- Lower Danube Campaign: Part of the Ottoman–Hungarian wars and the Ottoman–Wallachian wars
| Date | September 1445 |
| Location | Ottoman Bulgaria and Wallachia |
| Result | Hungarian retreat Several fortresses were attacked Some fortresses were captured |

Belligerents
- Kingdom of Hungary Principality of Wallachia Supported by: Duchy of Burgundy Papal States: Ottoman Empire

Commanders and leaders
- John Hunyadi Vlad II Mircea II Walerand de Wavrin: Unknown

Strength
- 8,000–10,000 Hungarians 6,000 Wallachians Total: 14,000–16,000: 30,000

= Lower Danube Campaign =

The Lower Danube Campaign was fought between the army of the Kingdom of Hungary and the Ottoman Empire in 1445.

==Background==

Returning from the successful campaign at Sarnó, Hunyadi strove with even greater effort to organize, as soon as possible, not only a border-defense force but also an army capable of offensive operations and of once again confronting the main Ottoman forces, using the remnants of the army from the Battle of Varna. Conditions seemed favorable for a new clash because, according to incoming reports, Sultan Murad had returned to Asia Minor after the Battle of Varna to his retreat at Magnesia, leaving the government once again to his son, Mehmed II, while in Adrianople the Janissaries had revolted against him. The situation became even more favorable when news arrived that the Burgundian embassy, entrusted with a mission by the Diet of Pest, had achieved complete success: the Wallachian voivode promised to take part in the planned campaign, and the Greek emperor had already handed over the Ottoman pretender to the commander of the Burgundian fleet, to whom the commander of the papal fleet had also joined with his ships.

==Campaign==

According to the agreement, the army intended for the new campaign was to assemble at Nikopol, and since, according to the notice received from Hunyadi, he could not arrive there with his troops before September 8, the combined Burgundian and papal fleet—consisting of only six Italian and two Burgundian galleys—set out toward the mouth of the Danube only on August 16. True to his promise, Vald Dracul waited at Isaccea with a force of about 6,000 men and with boats heavily loaded with provisions for the army; together with the fleet he then set out toward Nikopol. On the way, the allies attempted to besiege Silistra, but upon learning that 30,000 Turks were stationed there, they continued their march. Meanwhile, they captured the more lightly defended Turtucaia and Giurgiu without great difficulty. On September 12, the allies laid siege to Little Nikopol on the left bank of the Danube and near the Ottomans, where two days later John Hunyadi also arrived with 10,000 men.

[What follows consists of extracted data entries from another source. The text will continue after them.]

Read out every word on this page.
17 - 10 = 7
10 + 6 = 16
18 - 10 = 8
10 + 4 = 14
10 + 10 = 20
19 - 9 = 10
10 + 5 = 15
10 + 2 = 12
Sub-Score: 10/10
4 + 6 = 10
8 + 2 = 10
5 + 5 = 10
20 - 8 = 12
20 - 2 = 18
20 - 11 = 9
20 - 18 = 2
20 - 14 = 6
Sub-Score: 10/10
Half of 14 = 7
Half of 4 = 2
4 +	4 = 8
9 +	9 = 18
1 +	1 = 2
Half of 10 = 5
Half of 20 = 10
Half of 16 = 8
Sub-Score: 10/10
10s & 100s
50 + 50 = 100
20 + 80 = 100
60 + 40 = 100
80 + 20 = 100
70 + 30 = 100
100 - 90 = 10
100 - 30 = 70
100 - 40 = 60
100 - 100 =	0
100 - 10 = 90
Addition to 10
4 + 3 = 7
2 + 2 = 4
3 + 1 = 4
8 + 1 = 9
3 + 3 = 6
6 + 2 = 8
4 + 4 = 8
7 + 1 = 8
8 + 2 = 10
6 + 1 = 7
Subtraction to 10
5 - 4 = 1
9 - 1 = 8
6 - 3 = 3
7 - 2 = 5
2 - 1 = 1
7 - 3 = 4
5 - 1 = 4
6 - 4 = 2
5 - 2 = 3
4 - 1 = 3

The commanders then assembled for a council of war to discuss further actions, but although it reportedly lasted several days, they could not reach a unanimous decision. Vlad Dracul insisted at all costs on continuing the siege of Little Nikopol and capturing the fortresses, whereas Hunyadi declared this pointless and a waste of time, arguing instead that the army should be transported onto Bulgarian territory in order to carry out decisive operations. Finally, much to Vlad Dracul’s annoyance, the council adopted the latter view, and the army advanced as far as the mouth of the Jiu River, where on September 29 and 30 it crossed the Danube at Rahova.

Not long after arriving at the camp at Rahova, news came that numerous Ottoman forces were gathering about two kilometers away. Hunyadi immediately drew up his army in battle formation, while he himself, accompanied by twelve horsemen, set out to reconnoiter the reported enemy.

The report proved true, because the enemy forces that had been at Silistra and Nikopol had been following the Christian army in parallel along the right bank of the Danube and had likewise halted opposite Rahova. However, when they saw the combined Hungarian, Wallachian, and Burgundian forces drawn up and ready for battle, they refused combat and, turning their backs, withdrew in good order into the interior of Bulgaria, intending to lure the Christians after them and strike under more favorable terrain conditions, and when their food supplies would already be running low and they would be weakened by hunger and fatigue.

Hunyadi, however, did not wish to grant his opponent this advantage. Considering the advanced season and the news that the old Sultan Murad, as soon as he learned of the dangerous situation of his son, had immediately appeared again in Europe and had suppressed the Janissaries’ revolt in its early stage, he proposed to his fellow commanders that the continuation of the campaign be postponed to a later time, when the promised support of Western princes would also arrive. This proposal was accepted, and the army crossed back to the left bank of the Danube. From there Hunyadi returned with his own troops to Hungary, the Wallachians to their homeland, and the papal and Burgundian galleys to Constantinople.

==Aftermath==

Hunyadi informed the pope of this decision and its reasons in a letter dated November 29, 1445, once again assuring him that as soon as the princes of Europe provided sufficient aid to break the enemy of Christendom, he would always be ready to launch a larger-scale campaign.